The Australian Coalition government is set to introduce a bill that would increase the cost of some arts and humanities courses by as much as 113% in order to reduce the fees of STEM subjects.
It forms part of the government target to get 39,000 extra university places for in-demand courses such as teaching, mathematics and engineering by reducing the fees for these courses.
The Coalition is also aiming to reduce the average government contribution to a degree from 58% to 52%. Raising the fees for arts, humanities and law courses is expected to pay for this policy.
Initially proposed in June, the bill received fierce opposition from the two largest university groups in Australia, the Group of Eight and Universities Australia.
However, on 11 September Universities Australia said that they would stop opposing the bill if the fee changes were subject to a review every three years.
The universities represented by both groups have called for an increase in available places with government grants due to surging demand in Australia due to Covid-19 and population growth.
In Australia, if a university wants to enrol more students than its cap allows for, it can either buy empty places from neighbouring institutions or forego government grants to go beyond the cap.
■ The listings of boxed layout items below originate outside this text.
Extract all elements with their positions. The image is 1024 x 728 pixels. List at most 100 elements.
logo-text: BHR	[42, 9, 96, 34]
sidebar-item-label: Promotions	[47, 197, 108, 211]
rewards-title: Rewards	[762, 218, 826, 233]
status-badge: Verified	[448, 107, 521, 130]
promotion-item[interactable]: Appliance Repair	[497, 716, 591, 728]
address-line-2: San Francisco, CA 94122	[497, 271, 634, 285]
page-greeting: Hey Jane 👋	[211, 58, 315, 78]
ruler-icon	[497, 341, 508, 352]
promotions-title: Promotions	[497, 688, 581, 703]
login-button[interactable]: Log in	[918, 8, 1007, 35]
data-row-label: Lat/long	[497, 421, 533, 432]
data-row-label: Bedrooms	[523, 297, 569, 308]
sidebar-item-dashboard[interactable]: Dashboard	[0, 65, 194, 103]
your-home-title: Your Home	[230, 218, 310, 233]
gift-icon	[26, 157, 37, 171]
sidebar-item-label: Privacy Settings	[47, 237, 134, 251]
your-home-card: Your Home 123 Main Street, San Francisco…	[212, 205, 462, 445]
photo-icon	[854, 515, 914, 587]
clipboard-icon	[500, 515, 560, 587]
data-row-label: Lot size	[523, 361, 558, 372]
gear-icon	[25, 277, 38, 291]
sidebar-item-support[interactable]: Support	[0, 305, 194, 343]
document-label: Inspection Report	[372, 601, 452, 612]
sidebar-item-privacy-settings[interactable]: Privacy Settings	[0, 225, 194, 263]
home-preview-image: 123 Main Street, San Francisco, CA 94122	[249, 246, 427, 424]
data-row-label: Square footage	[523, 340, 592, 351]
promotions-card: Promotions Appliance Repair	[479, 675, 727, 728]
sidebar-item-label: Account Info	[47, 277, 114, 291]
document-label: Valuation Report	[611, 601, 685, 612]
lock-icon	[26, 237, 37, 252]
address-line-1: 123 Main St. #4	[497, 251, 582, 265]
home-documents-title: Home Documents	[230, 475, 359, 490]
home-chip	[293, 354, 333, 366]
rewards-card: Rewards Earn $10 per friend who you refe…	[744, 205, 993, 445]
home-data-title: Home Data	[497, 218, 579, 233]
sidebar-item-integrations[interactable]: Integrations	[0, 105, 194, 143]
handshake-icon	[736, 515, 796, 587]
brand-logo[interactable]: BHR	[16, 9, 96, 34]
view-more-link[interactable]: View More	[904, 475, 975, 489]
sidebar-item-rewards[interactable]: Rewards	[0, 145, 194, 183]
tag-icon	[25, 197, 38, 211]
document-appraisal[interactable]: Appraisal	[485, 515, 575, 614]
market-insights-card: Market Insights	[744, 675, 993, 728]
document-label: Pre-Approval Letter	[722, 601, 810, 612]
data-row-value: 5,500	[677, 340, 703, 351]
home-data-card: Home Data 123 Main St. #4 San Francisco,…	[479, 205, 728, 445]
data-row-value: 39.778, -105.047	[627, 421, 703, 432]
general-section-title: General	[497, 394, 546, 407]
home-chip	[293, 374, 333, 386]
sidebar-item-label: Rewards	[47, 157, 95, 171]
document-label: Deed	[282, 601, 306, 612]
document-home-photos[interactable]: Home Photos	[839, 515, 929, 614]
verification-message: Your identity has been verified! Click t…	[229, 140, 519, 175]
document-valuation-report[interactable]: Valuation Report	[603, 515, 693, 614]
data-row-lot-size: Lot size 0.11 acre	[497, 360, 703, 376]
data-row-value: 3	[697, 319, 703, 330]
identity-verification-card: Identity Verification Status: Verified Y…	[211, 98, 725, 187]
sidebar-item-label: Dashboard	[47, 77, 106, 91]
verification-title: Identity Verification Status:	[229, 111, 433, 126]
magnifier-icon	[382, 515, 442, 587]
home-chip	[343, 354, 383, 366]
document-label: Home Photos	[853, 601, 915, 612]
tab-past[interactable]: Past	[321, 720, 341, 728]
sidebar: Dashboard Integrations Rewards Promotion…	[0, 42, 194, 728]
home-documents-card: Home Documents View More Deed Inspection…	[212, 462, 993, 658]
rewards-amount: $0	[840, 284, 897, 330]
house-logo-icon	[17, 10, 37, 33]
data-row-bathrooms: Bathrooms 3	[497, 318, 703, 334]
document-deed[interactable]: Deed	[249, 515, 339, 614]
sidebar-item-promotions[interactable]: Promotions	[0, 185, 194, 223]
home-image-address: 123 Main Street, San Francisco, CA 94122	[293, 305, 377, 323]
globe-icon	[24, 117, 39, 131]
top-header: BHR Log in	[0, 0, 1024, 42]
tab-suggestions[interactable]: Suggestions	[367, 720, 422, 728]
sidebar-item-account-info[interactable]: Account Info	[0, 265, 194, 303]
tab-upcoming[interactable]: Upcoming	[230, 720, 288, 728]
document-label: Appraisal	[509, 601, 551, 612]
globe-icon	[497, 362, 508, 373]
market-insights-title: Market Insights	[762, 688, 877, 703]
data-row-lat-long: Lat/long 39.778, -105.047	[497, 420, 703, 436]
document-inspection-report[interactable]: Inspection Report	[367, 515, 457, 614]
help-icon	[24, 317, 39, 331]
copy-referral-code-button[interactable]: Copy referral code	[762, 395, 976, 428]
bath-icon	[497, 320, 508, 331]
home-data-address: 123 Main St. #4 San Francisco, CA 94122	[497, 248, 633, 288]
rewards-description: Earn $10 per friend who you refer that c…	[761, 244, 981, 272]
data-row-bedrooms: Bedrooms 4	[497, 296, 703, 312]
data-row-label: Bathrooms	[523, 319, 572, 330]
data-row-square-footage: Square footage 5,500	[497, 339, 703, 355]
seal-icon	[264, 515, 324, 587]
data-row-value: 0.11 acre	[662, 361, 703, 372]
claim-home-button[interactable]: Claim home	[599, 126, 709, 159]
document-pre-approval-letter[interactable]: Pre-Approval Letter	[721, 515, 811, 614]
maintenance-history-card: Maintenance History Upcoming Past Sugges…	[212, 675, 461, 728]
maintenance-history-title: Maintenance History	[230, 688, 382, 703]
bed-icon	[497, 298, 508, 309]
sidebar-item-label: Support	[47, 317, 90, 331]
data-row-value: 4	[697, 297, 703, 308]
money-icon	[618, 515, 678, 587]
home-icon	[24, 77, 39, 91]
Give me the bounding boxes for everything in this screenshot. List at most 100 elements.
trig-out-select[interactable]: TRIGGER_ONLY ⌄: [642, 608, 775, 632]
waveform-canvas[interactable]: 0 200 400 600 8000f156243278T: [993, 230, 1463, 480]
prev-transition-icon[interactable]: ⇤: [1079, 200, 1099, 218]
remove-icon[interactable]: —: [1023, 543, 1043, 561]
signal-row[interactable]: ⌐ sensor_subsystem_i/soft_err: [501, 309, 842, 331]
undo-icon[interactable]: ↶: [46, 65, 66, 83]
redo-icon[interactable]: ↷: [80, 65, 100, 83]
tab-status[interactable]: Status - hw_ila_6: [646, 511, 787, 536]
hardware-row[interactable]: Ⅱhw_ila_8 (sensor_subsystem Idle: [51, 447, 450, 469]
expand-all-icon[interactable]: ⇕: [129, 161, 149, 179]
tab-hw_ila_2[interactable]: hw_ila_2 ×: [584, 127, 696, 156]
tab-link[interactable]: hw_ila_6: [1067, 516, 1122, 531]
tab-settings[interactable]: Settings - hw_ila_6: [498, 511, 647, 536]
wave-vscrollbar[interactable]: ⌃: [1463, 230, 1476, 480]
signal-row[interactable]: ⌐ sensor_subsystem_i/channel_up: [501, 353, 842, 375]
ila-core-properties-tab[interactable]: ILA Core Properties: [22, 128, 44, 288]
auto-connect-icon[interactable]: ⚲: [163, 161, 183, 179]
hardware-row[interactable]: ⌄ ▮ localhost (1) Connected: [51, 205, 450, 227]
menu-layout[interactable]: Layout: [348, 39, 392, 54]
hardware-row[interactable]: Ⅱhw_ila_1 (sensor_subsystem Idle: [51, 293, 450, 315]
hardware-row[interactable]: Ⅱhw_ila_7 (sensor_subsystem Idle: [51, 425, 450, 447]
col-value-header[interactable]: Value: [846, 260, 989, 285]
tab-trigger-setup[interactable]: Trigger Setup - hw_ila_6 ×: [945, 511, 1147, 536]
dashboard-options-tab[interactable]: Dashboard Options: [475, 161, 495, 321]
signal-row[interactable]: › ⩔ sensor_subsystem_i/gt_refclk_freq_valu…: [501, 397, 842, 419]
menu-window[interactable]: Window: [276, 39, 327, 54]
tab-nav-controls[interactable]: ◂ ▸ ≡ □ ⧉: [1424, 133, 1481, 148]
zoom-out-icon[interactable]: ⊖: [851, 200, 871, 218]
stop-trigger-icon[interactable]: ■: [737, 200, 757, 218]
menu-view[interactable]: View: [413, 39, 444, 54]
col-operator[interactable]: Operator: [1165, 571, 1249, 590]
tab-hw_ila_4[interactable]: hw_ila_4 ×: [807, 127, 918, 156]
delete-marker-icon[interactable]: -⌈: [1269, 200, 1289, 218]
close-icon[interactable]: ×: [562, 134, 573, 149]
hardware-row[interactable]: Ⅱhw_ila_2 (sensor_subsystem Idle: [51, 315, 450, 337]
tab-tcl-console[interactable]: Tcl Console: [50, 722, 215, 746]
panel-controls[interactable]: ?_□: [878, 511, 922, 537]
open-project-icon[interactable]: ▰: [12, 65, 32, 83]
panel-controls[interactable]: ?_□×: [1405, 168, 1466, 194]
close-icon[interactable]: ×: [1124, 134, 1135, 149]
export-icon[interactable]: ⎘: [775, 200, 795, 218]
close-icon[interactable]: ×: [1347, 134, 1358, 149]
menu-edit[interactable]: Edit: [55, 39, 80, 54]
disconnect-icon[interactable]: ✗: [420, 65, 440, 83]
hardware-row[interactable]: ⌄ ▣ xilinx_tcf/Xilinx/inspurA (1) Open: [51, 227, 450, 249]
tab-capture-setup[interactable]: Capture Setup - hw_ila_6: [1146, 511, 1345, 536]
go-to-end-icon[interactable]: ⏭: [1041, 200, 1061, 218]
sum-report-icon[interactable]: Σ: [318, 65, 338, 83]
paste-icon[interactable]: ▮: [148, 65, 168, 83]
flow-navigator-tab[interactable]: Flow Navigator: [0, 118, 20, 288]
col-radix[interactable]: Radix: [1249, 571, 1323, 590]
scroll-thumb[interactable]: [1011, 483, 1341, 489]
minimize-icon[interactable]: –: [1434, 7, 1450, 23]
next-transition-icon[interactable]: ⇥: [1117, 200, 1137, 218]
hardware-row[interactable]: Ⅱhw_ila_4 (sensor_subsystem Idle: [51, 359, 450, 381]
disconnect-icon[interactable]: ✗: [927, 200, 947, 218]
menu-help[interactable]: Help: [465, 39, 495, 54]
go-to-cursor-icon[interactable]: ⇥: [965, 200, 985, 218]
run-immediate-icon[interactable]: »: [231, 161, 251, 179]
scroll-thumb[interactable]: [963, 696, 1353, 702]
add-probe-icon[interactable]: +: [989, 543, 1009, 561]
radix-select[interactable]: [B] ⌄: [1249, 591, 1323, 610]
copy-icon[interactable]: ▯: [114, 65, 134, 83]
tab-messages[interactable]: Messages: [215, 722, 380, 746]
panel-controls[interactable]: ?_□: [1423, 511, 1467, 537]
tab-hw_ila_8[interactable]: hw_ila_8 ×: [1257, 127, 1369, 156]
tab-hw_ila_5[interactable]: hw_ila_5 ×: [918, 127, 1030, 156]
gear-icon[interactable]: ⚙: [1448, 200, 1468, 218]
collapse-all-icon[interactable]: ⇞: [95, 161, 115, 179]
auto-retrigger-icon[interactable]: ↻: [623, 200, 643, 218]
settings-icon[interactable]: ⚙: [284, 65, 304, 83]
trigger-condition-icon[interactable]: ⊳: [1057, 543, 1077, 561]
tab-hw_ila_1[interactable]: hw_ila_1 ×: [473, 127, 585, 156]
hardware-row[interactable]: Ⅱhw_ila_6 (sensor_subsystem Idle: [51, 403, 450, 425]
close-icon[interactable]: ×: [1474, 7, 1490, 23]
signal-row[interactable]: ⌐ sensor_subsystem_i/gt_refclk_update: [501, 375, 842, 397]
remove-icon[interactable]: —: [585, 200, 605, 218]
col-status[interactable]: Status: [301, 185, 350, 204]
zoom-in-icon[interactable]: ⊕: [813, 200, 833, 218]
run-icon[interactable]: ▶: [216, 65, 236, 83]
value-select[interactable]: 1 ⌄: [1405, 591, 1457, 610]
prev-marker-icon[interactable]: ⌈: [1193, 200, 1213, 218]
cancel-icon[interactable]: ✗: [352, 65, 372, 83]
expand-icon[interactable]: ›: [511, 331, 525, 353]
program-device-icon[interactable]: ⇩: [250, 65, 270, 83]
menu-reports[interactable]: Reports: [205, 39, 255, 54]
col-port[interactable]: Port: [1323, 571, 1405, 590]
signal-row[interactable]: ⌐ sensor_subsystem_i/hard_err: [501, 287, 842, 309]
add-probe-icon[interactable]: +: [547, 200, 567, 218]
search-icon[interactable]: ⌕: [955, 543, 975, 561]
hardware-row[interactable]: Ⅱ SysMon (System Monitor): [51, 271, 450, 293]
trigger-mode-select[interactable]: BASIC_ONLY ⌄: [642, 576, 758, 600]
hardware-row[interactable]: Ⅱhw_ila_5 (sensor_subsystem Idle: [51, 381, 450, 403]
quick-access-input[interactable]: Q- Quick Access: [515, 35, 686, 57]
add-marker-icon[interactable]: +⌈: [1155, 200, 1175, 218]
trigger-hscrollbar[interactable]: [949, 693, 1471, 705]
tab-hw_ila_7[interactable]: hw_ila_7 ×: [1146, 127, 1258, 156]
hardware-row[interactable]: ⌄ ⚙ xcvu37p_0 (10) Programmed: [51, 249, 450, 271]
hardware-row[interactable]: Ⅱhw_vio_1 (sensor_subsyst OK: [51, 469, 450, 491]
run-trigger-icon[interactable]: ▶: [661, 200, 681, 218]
The bill should include growth funding and ensure that total per student funding does not decrease so that universities are resourced to fill extra spaces to satisfy greater anticipated demand
– The Group of Eight
Universities Australia have stated that they would support the bill if demand driven places are available to all indigenous students, not just those from regional and remote areas, and if government grants are indexed so that they are not tied to the enrollment cap.
The Group of Eight have announced that they will only provide conditional support for the bill if there are “more equitable student contributions” which result in no fees rising above the current maximum of $11,355.
Under the current proposition course fees for law, accounting and social sciences would increase to $14,500.
The Group also said that the “conflicting incentives for students and universities” needs to be resolved, as students will want to apply for STEM courses with cheaper fees whereas universities will want to offer more places for arts and humanities courses which are more profitable.
A spokesperson for the Group commented: “The bill should include growth funding and ensure that total per student funding does not decrease so that universities are resourced to fill extra spaces to satisfy greater anticipated demand.”
Two other higher education groups, the Regional Universities Network and the Australian Technology Network, have already provided their support to the bill after a few minor amendments were made.
The Australian National Union of Students (NUS) also opposed the proposed bill. President of the NUS Molly Willmott said that “no part of this package is redeemable”.
“For every positive initiative introduced there are fee increases, funding cuts, and students who will be barred from accessing the critical Hecs/Help loan scheme upon failure to academically succeed.”